You are viewing a plain text version of this content. The canonical link for it is here.
Posted to common-user@hadoop.apache.org by Jason Venner <ja...@attributor.com> on 2008/11/10 16:09:00 UTC
Re: File Descriptors not cleaned up
We have just realized one reason for the '/no live node contains block/'
error from /DFSClient/ is an indication that the /DFSClient/ was unable
to open a connection due to insufficient available file descriptors.
FsShell is particularly bad about consuming descriptors and leaving the
containing objects for the Garbage Collector to reclaim the descriptors.
We will submit a patch in a few days.
Raghu Angadi wrote:
> Arv Mistry wrote:
>>
>> Raghu,
>>
>> In the test program I see 3 fd's used when the fs.open() is called. Two
>> of these are pipe and 1 eventpoll.
>> These 3 are never cleaned up and stay around. I track this by running it
>> in the debug mode and put a break point and use
>> Lsof -p <pid> to see the fd's. I do a diff of the output before the open
>> and after the open.
>
> It important to know _exactly_ where "before" and "after" break points
> are in your example to answer accurately. In your example, I don't see
> why extra thread matters. May be if you give me a runnable or close to
> runnable example, I will know.
>
> But that does *not* mean there is an fd leak.
>
> For e.g., extend your example like this : After the first thread
> exists, repeat the same thing again. Do you see 6 more extra fds? You
> wouldn't, or you shouldn't rather.
>
> If you want to further explore.. now sleep for 15 seconds in the main
> thread after the second thread exits. Then invoke TestThread.run() in
> the main thread (instead of using a seperate thread). Check lsof after
> run() returns. What do you see?
>
> If you do these experiments and still think there is a leak, please
> file a Jira.. file a jira even if you don't do the experiments :).
>
> IMHO, I still don't see any suspicious behavior.. may be 'lsof' when
> your app sees 'too many open files' exception will clear this up us.
>
> Hope this helps.
> Raghu.
>
>> What I don't understand is why this doesn't get cleaned up when done in
>> a separate thread but does when its done in a single thread.
>>
>> This is a problem in the real system because I run out of fd's and am no
>> longer able to open any more files after a few weeks.
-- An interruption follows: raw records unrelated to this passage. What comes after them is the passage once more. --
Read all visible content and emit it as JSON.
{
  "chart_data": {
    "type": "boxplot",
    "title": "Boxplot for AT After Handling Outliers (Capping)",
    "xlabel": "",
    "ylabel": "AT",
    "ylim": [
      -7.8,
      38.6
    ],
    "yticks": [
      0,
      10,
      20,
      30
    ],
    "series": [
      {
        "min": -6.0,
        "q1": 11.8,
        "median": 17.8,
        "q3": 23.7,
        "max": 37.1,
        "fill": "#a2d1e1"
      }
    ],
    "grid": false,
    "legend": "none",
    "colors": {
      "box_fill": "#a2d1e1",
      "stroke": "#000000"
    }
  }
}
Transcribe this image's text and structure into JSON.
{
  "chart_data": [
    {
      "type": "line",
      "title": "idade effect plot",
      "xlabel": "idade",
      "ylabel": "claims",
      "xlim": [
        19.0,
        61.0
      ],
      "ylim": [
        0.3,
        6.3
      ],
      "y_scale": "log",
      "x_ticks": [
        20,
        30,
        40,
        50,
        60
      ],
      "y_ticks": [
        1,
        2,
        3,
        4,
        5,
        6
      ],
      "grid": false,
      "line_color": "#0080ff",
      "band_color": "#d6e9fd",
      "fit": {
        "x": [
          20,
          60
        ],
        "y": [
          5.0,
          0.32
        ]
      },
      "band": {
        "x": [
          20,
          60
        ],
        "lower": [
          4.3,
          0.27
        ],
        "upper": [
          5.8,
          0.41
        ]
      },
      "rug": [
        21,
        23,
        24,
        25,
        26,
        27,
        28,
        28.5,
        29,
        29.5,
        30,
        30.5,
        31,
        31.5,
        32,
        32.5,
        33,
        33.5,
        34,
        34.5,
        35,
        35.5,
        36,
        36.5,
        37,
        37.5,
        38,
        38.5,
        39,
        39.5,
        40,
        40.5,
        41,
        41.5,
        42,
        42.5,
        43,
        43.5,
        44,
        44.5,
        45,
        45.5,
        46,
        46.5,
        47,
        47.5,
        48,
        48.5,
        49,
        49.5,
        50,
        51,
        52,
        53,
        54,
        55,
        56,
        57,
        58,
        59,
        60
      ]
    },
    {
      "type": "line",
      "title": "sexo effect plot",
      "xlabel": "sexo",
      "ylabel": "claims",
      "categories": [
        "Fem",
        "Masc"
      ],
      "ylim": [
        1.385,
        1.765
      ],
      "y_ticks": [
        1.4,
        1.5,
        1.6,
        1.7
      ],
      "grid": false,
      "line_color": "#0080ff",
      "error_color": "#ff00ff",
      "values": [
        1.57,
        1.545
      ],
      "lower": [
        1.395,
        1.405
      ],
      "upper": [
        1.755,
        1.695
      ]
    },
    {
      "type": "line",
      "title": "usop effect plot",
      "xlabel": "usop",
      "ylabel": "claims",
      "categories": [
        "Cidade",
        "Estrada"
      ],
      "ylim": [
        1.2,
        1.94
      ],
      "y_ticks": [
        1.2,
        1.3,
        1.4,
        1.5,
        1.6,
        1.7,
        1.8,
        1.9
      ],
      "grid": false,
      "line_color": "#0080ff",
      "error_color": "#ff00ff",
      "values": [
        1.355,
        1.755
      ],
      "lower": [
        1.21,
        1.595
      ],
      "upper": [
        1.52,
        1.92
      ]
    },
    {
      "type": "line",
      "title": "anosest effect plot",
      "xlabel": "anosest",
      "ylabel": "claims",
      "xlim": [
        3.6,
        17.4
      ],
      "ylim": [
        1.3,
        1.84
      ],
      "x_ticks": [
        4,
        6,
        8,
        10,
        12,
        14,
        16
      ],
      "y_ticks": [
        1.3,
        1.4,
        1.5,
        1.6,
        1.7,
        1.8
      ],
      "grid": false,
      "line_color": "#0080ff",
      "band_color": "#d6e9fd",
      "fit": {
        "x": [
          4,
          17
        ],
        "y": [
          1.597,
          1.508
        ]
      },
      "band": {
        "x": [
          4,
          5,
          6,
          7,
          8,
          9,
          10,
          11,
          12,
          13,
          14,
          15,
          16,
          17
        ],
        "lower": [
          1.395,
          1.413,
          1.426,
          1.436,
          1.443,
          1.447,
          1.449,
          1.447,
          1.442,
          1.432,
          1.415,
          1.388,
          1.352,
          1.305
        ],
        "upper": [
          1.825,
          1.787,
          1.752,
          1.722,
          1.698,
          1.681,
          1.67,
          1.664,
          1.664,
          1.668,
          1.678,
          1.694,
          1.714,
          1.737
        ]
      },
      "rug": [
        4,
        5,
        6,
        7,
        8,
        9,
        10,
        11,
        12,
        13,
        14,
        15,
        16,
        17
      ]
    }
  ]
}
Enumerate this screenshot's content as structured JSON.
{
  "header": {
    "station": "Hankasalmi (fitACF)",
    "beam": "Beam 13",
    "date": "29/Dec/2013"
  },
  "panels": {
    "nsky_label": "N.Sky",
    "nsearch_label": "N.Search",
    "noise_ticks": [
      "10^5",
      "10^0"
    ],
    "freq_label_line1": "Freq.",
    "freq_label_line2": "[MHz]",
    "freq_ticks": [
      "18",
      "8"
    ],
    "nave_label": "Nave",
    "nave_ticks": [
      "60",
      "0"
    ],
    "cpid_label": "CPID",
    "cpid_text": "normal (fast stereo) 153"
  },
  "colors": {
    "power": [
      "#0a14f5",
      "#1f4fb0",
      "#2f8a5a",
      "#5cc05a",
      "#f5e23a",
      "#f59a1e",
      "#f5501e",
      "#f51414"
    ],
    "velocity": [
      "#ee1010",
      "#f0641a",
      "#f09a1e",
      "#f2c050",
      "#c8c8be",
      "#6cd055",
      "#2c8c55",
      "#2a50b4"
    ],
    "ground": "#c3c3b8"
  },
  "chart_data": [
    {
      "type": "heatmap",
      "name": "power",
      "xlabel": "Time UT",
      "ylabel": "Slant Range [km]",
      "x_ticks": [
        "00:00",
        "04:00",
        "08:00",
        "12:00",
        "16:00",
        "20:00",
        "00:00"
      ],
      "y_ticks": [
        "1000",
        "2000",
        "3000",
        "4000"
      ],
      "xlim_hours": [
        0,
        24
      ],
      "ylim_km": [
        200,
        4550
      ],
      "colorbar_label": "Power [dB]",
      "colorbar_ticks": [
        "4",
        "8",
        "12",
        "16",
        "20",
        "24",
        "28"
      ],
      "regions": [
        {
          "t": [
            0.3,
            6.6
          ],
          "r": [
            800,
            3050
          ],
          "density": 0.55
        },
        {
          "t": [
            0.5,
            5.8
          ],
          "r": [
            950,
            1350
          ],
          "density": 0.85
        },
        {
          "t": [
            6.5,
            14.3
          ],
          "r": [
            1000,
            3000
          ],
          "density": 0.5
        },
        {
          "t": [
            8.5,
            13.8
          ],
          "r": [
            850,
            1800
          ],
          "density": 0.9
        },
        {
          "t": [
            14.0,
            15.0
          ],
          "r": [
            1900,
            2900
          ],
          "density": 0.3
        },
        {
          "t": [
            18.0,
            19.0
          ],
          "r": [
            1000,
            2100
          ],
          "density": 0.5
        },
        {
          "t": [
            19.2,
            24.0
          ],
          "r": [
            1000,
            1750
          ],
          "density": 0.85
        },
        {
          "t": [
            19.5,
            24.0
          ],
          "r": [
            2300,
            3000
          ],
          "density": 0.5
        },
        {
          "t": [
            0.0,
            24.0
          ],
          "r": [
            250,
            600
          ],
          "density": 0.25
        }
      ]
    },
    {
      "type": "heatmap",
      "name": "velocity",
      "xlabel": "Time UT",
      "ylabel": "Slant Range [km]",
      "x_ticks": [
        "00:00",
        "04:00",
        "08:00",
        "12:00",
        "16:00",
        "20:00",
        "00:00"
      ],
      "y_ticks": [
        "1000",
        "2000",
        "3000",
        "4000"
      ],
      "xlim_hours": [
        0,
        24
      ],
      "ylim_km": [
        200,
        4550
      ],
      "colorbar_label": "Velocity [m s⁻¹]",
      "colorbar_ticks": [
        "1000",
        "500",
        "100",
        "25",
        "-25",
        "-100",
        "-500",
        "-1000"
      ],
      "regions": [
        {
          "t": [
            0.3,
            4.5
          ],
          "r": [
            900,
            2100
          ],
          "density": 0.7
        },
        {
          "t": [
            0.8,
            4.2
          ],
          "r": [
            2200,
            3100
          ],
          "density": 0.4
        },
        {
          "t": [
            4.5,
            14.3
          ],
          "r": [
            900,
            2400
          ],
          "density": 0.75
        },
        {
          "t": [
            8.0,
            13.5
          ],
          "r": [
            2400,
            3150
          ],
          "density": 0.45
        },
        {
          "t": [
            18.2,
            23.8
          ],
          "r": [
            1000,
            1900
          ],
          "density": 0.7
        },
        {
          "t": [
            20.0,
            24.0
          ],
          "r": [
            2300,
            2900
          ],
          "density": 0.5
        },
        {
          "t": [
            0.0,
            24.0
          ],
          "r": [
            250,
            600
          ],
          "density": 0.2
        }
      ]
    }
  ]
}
>> This forces me to do a system restart to flush things out.
>>
>> Cheers Arv
>>
>
Re: File Descriptors not cleaned up
Posted by Raghu Angadi <ra...@yahoo-inc.com>.
Jason Venner wrote:
> We have just realized one reason for the '/no live node contains block/'
> error from /DFSClient/ is an indication that the /DFSClient/ was unable
> to open a connection due to insufficient available file descriptors.
>
> FsShell is particularly bad about consuming descriptors and leaving the
> containing objects for the Garbage Collector to reclaim the descriptors.
>
> We will submit a patch in a few days.
please do.
We know more since I last replied on July 31st. Hadoop itself does not
have any finalizers that depend on GC to close fds. If GC is affecting
number of fds, you are likely a victim of HADOOP-4346.
thanks,
Raghu.